My last tip is a good one: you can make mashed potatoes up to two hours in advance if you like. We eat at 4:00 pm and I start the process at 2:00 pm. Place them in a heatproof bowl, cover them with foil or a lid and set the bowl on top of a pot of simmering water. Make sure the bowl doesn’t sink so far into the pot that you will have difficulty getting it out (that was a problem for me one year.) The hot water will keep the mashed potatoes warm without drying them out. No need to add extra butter or cream on top. Just give them a stir from top to bottom before serving.
This is my last Thanksgiving recipe before the holiday since I think everyone has a pretty good idea of his or her menu by now. I will be posting my final menu and timeline on Thursday as well as a couple great leftover recipes next week. Exciting!
- 6 pounds Yukon Gold potatoes, peeled and cut into 2-inch pieces*
- 1 Tablespoon kosher salt
- ¾ cup unsalted butter, cut into small pieces
- 2 ¼ cups (18 ounces) half-and-half, heated
- sea salt, to taste
- Place the potatoes in a large pot and fill pot three-fourths full with water.
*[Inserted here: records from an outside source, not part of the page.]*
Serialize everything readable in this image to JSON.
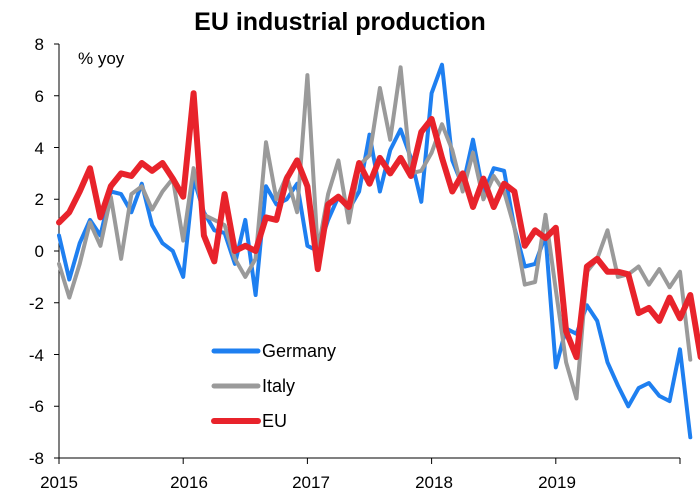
{
  "chart_data": {
    "type": "line",
    "title": "EU industrial production",
    "unit_label": "% yoy",
    "ylim": [
      -8,
      8
    ],
    "yticks": [
      "8",
      "6",
      "4",
      "2",
      "0",
      "-2",
      "-4",
      "-6",
      "-8"
    ],
    "xlim": [
      0,
      60
    ],
    "xticks": [
      "2015",
      "2016",
      "2017",
      "2018",
      "2019"
    ],
    "grid": false,
    "legend_position": "lower-left",
    "series": [
      {
        "name": "Germany",
        "color": "#1E7FF0",
        "values": [
          0.6,
          -1.1,
          0.3,
          1.2,
          0.6,
          2.3,
          2.2,
          1.5,
          2.6,
          1.0,
          0.3,
          0.0,
          -1.0,
          2.8,
          1.5,
          0.8,
          0.7,
          -0.5,
          1.2,
          -1.7,
          2.5,
          1.8,
          2.0,
          2.6,
          0.2,
          0.0,
          1.2,
          2.1,
          1.6,
          2.3,
          4.5,
          2.3,
          3.9,
          4.7,
          3.6,
          1.9,
          6.1,
          7.2,
          3.5,
          2.5,
          4.3,
          2.2,
          3.2,
          3.1,
          0.9,
          -0.6,
          -0.5,
          0.6,
          -4.5,
          -3.0,
          -3.2,
          -2.1,
          -2.7,
          -4.3,
          -5.2,
          -6.0,
          -5.3,
          -5.1,
          -5.6,
          -5.8,
          -3.8,
          -7.2
        ]
      },
      {
        "name": "Italy",
        "color": "#9A9A9A",
        "values": [
          -0.5,
          -1.8,
          -0.5,
          1.1,
          0.2,
          2.1,
          -0.3,
          2.2,
          2.5,
          1.6,
          2.3,
          2.8,
          0.4,
          3.2,
          1.4,
          1.2,
          1.0,
          -0.3,
          -1.0,
          -0.3,
          4.2,
          2.0,
          2.9,
          1.5,
          6.8,
          0.0,
          2.2,
          3.5,
          1.1,
          3.3,
          3.7,
          6.3,
          4.3,
          7.1,
          3.0,
          3.1,
          3.8,
          4.9,
          3.9,
          2.3,
          3.8,
          2.0,
          2.9,
          2.3,
          0.9,
          -1.3,
          -1.2,
          1.4,
          -1.5,
          -4.3,
          -5.7,
          -0.8,
          -0.3,
          0.8,
          -1.0,
          -0.9,
          -0.6,
          -1.3,
          -0.7,
          -1.4,
          -0.8,
          -4.2
        ]
      },
      {
        "name": "EU",
        "color": "#E8232B",
        "values": [
          1.1,
          1.5,
          2.3,
          3.2,
          1.3,
          2.5,
          3.0,
          2.9,
          3.4,
          3.1,
          3.4,
          2.8,
          2.1,
          6.1,
          0.6,
          -0.4,
          2.2,
          0.0,
          0.2,
          0.0,
          1.3,
          1.2,
          2.8,
          3.5,
          2.5,
          -0.7,
          1.8,
          2.1,
          1.7,
          3.4,
          2.6,
          3.6,
          3.0,
          3.6,
          2.9,
          4.6,
          5.1,
          3.6,
          2.3,
          3.0,
          1.7,
          2.8,
          1.7,
          2.6,
          2.3,
          0.2,
          0.8,
          0.5,
          0.9,
          -3.1,
          -4.1,
          -0.6,
          -0.3,
          -0.8,
          -0.8,
          -0.9,
          -2.4,
          -2.2,
          -2.7,
          -1.8,
          -2.6,
          -1.7,
          -4.1
        ]
      }
    ]
  }
}
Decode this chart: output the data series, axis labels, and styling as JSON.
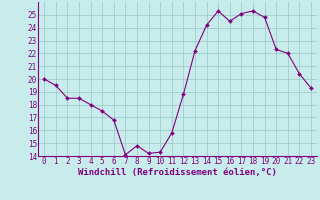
{
  "x": [
    0,
    1,
    2,
    3,
    4,
    5,
    6,
    7,
    8,
    9,
    10,
    11,
    12,
    13,
    14,
    15,
    16,
    17,
    18,
    19,
    20,
    21,
    22,
    23
  ],
  "y": [
    20.0,
    19.5,
    18.5,
    18.5,
    18.0,
    17.5,
    16.8,
    14.1,
    14.8,
    14.2,
    14.3,
    15.8,
    18.8,
    22.2,
    24.2,
    25.3,
    24.5,
    25.1,
    25.3,
    24.8,
    22.3,
    22.0,
    20.4,
    19.3
  ],
  "line_color": "#800080",
  "marker_color": "#800080",
  "bg_color": "#c8ecec",
  "grid_color": "#a0cccc",
  "axis_color": "#800080",
  "xlabel": "Windchill (Refroidissement éolien,°C)",
  "ylim": [
    14,
    26
  ],
  "xlim": [
    -0.5,
    23.5
  ],
  "yticks": [
    14,
    15,
    16,
    17,
    18,
    19,
    20,
    21,
    22,
    23,
    24,
    25
  ],
  "xticks": [
    0,
    1,
    2,
    3,
    4,
    5,
    6,
    7,
    8,
    9,
    10,
    11,
    12,
    13,
    14,
    15,
    16,
    17,
    18,
    19,
    20,
    21,
    22,
    23
  ],
  "font_color": "#800080",
  "font_size": 5.5,
  "label_font_size": 6.5
}
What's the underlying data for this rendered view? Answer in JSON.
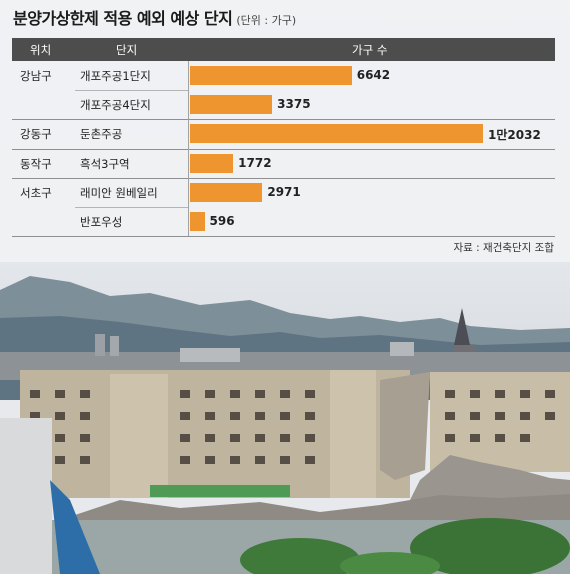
{
  "header": {
    "title": "분양가상한제 적용 예외 예상 단지",
    "unit": "(단위 : 가구)"
  },
  "table_header": {
    "col_location": "위치",
    "col_complex": "단지",
    "col_households": "가구 수"
  },
  "chart_data": {
    "type": "bar",
    "orientation": "horizontal",
    "title": "분양가상한제 적용 예외 예상 단지",
    "unit": "가구",
    "xlim": [
      0,
      12032
    ],
    "rows": [
      {
        "location": "강남구",
        "complex": "개포주공1단지",
        "households": 6642,
        "label": "6642"
      },
      {
        "location": "",
        "complex": "개포주공4단지",
        "households": 3375,
        "label": "3375"
      },
      {
        "location": "강동구",
        "complex": "둔촌주공",
        "households": 12032,
        "label": "1만2032"
      },
      {
        "location": "동작구",
        "complex": "흑석3구역",
        "households": 1772,
        "label": "1772"
      },
      {
        "location": "서초구",
        "complex": "래미안 원베일리",
        "households": 2971,
        "label": "2971"
      },
      {
        "location": "",
        "complex": "반포우성",
        "households": 596,
        "label": "596"
      }
    ],
    "bar_color": "#ee952f"
  },
  "source": "자료 : 재건축단지 조합"
}
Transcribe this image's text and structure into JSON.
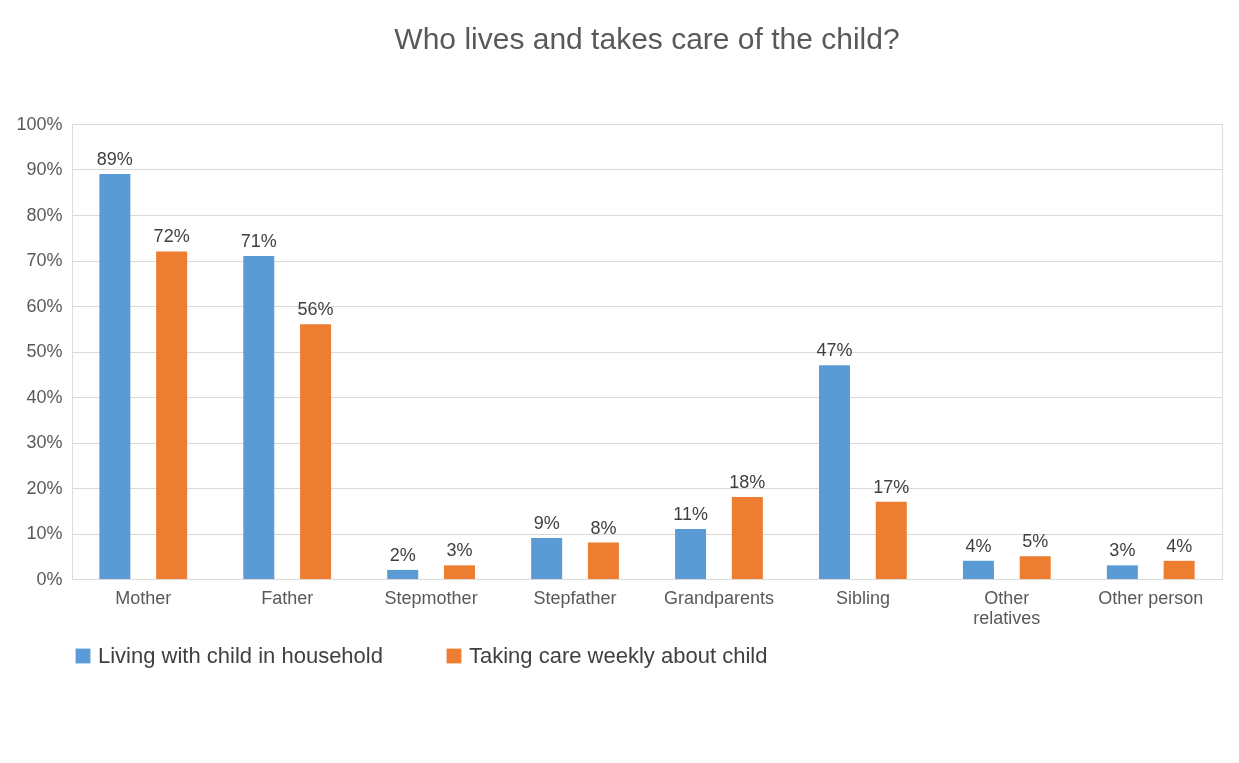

Bring to a boil and add the tablespoon of salt. Boil gently until potatoes are very tender and can be pierced easily with a fork, about 15-20 minutes. Drain well in a colander.
- In the meantime, warm the half-and-half with the butter in a small saucepan.
- If you are serving the mashed potatoes immediately, place a ricer or food mill over a large serving bowl. If you are holding the potatoes for up to 90 minutes before serving, place the ricer or mill over the top pan of a double boiler, or a large heatproof bowl placed over a saucepan of hot water (but not touching the water). Put the potato cubes through the ricer or mill. (Alternatively, mash the potatoes using a potato masher). Slowly add the half-and-half/butter mixture, a little at a time, stirring constantly with a large spoon or a large whisk, until the potatoes are very creamy but not soupy. Season to taste with salt.